Titanic: appuntamento col destino
di MARGUERITE KAYE
Jennifer Spencer sta per attraversare l’oceano sul Titanic per cominciare una nuova vita in America. Sola. O almeno così crede, fino a quando non scopre che la sua irresponsabile gemella, Maud, è salita a bordo clandestinamente. Pur essendo un’azione sconsiderata, Jennifer è contenta che la sorella abbia corso quel rischio. In fondo lei ha bisogno che qualcuno le ricordi di tenere a distanza l'affascinante uomo d’affari Max Blakely per cui ha perso la testa. Ancora prima di salpare, però, apre la porta di una cabina e…
RMS Titanic, Sabato notte, 14 Aprile, 1912
Jennifer lisciò la cascata della vaporosa stola di chiffon lungo le braccia. L’abito che Maud aveva scelto per quella sera era ingannevolmente semplice, di seta avorio - piuma di cigno - con la linea a sottoveste, e due lunghe fasce di pizzo dorato applicate lungo la gonna. Era francese e doveva essere costato una fortuna. E doveva essere per questo che non recava traccia delle ingiurie che aveva subito quando era stato gettato sul pavimento, mentre lei e Max facevano l’amore, poco prima.
Lui l’aveva fatta distendere sullo stomaco quella notte, tracciando una scia di baci sulla sua schiena, lungo la curva delle natiche, giù lungo le gambe. Jennifer non aveva mai saputo che il retro delle ginocchia fosse tanto sensibile... o il contorno delle caviglie. Poi Max l’aveva penetrata da dietro, e lei aveva potuto sentire ogni centimetro di lui mentre le scivolava dentro. Era stata eccitata da un nuovo genere di frizione mentre le affondava dentro, forte e duro. E poi l’aveva toccata con le mani, e lei era stata doppiamente stimolata. L’orgasmo era stato violento. E adesso le sembrava di risplendere.
Avevano portato della frutta e del vino in cabina, ma nessuno dei due era sembrato affamato di cibo, solo uno dell’altro.
Adesso, mentre lui la conduceva sul ponte, Jennifer vide che era buio, a parte per le luci che provenivano dalle cabine. Niente luna, sebbene le stelle punteggiassero il cielo incredibilmente alto sopra di loro. Erano soli là fuori. «Troppo tardi per la musica» osservò lei.
«Possiamo farla noi.» Max la prese tra le braccia e la fece danzare con lui. Si muovevano in lenti circoli, che erano più un toccare che un danzare, le dita intrecciate insieme, ancora pervasi dalla delizia del sesso per rendersi conto dell’aria gelida che trasformava in nuvolette i loro respiri.

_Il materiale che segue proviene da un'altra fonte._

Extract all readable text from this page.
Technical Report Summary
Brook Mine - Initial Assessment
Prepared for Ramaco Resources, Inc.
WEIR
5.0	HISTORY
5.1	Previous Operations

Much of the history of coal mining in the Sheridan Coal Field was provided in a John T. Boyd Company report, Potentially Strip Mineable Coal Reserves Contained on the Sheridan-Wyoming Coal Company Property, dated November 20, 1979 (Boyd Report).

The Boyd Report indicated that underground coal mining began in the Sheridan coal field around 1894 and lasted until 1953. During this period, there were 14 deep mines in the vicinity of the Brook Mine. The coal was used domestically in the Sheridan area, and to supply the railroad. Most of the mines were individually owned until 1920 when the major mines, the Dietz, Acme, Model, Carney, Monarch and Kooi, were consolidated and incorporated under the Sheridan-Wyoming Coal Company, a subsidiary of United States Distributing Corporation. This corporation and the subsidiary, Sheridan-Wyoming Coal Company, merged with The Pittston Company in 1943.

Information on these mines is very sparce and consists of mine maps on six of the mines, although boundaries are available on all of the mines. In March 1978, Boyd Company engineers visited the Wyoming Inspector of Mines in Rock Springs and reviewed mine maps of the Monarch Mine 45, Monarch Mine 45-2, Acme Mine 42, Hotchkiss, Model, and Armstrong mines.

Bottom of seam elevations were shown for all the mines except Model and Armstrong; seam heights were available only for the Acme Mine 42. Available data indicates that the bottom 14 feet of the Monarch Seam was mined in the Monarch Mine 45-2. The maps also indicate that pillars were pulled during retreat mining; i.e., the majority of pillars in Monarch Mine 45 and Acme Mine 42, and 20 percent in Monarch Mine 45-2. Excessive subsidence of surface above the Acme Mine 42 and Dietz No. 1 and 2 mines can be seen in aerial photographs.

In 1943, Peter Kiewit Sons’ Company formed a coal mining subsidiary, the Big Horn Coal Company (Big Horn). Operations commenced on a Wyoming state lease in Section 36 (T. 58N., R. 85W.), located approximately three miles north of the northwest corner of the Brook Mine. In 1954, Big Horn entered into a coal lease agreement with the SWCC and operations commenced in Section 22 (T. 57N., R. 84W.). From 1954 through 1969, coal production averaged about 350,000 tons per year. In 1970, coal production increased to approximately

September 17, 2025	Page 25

«Ancora tre giorni e saremo a New York» mormorò Jennifer piano. Come se avesse bisogno di rammentarselo.
In effetti in quel momento, lì sul Titanic, era come essere in una bolla fuori dal tempo.
A volte quasi desiderava di non arrivare mai a destinazione. Rischiava di dimenticare tutte le ragioni che l’avevano spinta a intraprendere quella traversata quando era tra le braccia di Max, respirando il suo odore, ogni cellula di lei conscia di ogni cellula di lui. Si domandava chi fosse quella donna sconosciuta. In un certo senso, le sembrava di non saperlo. Però sapeva di essere sua, di Max, e ne era felice.
Max le accarezzò la schiena con la mano, arrestandosi sulle natiche e tirandola contro di sé. «Jennifer, tu sai che non ti ho mai sollecitato» le disse.
«Che cosa intendi dire?»
«Ti ho dato tutto l’agio di essere te stessa... voglio dire...» Si interruppe, sospingendola verso la fine del ponte coperto, sul fianco della nave, in modo che potessero guardare l’acqua scura, e le tenne una mano sulle spalle per stringerla vicina. «Non so bene cosa voglio dire, a parte il fatto che non voglio che questo finisca.»
«Abbiamo ancora tre giorni.»
«Non è abbastanza» ribatté lui deciso. «Neppure lontanamente abbastanza. Questa cosa tra di noi... è come se fossi stato colpito da una mazzata. Non mi sono mai sentito così prima. È come se tu mi conoscessi completamente. Quando sono con te, non ho più bisogno di essere altri che me stesso. Non è mai stato così prima, è tutto così giusto. Tu mi fai felice, Jenny. Possiamo essere felici insieme, so che possiamo. Per te è lo stesso? Per l’amor del cielo, dimmi che per te è lo stesso.»